Für Hanna Pribitzer sind ihre bis dato 161 „Vienna Zines“ eine Liebeserklärung an Wien, auf Analogfilm festgehalten.
Fanzineist Vienna

Fan-Magazine aus Handarbeit

Einfach selbst machen: Liebevoll gestaltete, originell aufgemachte Publikationen besiedeln die bunte Fanzine-Welt.

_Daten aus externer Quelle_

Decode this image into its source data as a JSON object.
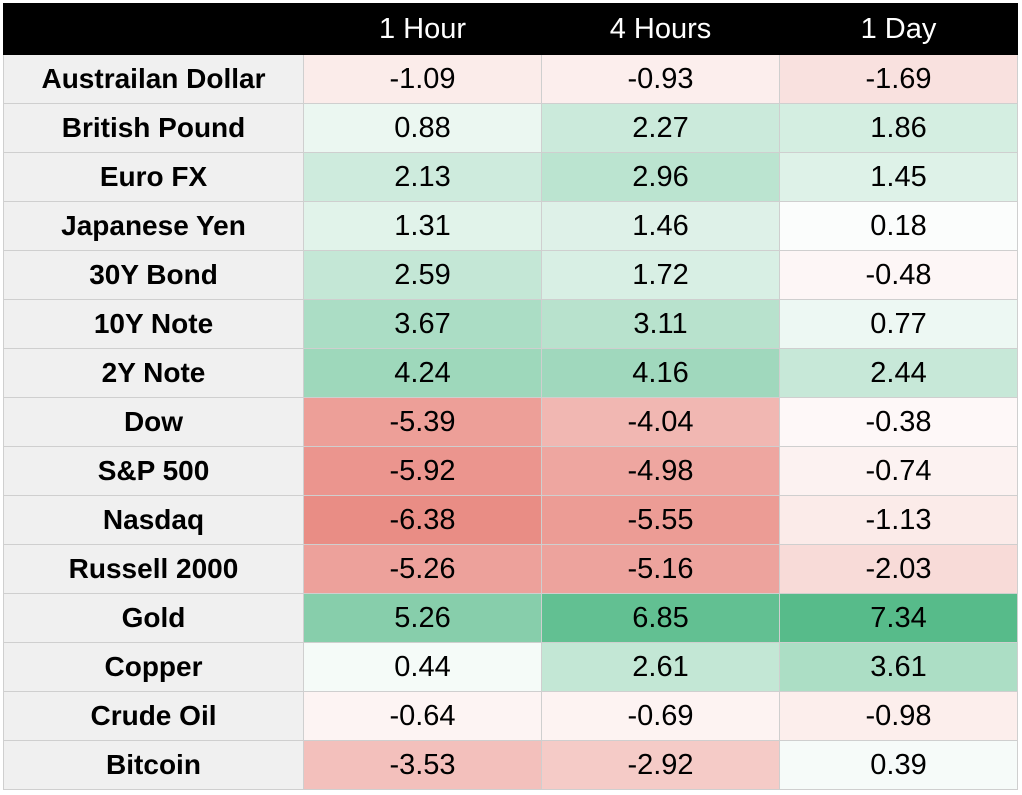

Alles, was zählt, ist eine Idee. Dann kann es wirklich alles sein“, fasst Deniz Beser mit Blick auf den kleinen Stapel Hefte vor sich einen Grundsatz des Fanzines zusammen. Begeisterung für ein Thema oder für eine Gestaltungsweise und den Willen, sie zu teilen: Seit dessen Anfängen braucht es nicht mehr für so ein Druckwerk, dessen Namen auf einem Kofferwort aus Fan und Magazin beruht und das heute weiterhin und womöglich mehr denn je in einer Unzahl an Formaten und Inhalten aus diversen Nischen sprießt. Wenn Beser die Seiten der Heftchen durchblättert, die vor ihm liegen, entfalten sich zwischen dem Papier unterschiedlichste Welten. Da huldigt eines auf die Straße geworfenen Weihnachtsbäumen, ein Fotobuch erzählt in Querformat vom Zusammenleben mit einer Katze. Collagen und analoge Illustrationen bestimmen das Layout der Exemplare, die Beser selbst schon produziert hat – darunter eines über die Coronapandemie, ein anders über Tinderselfies, eine Ausgabe über Statuen im öffentlichen Raum in der Türkei.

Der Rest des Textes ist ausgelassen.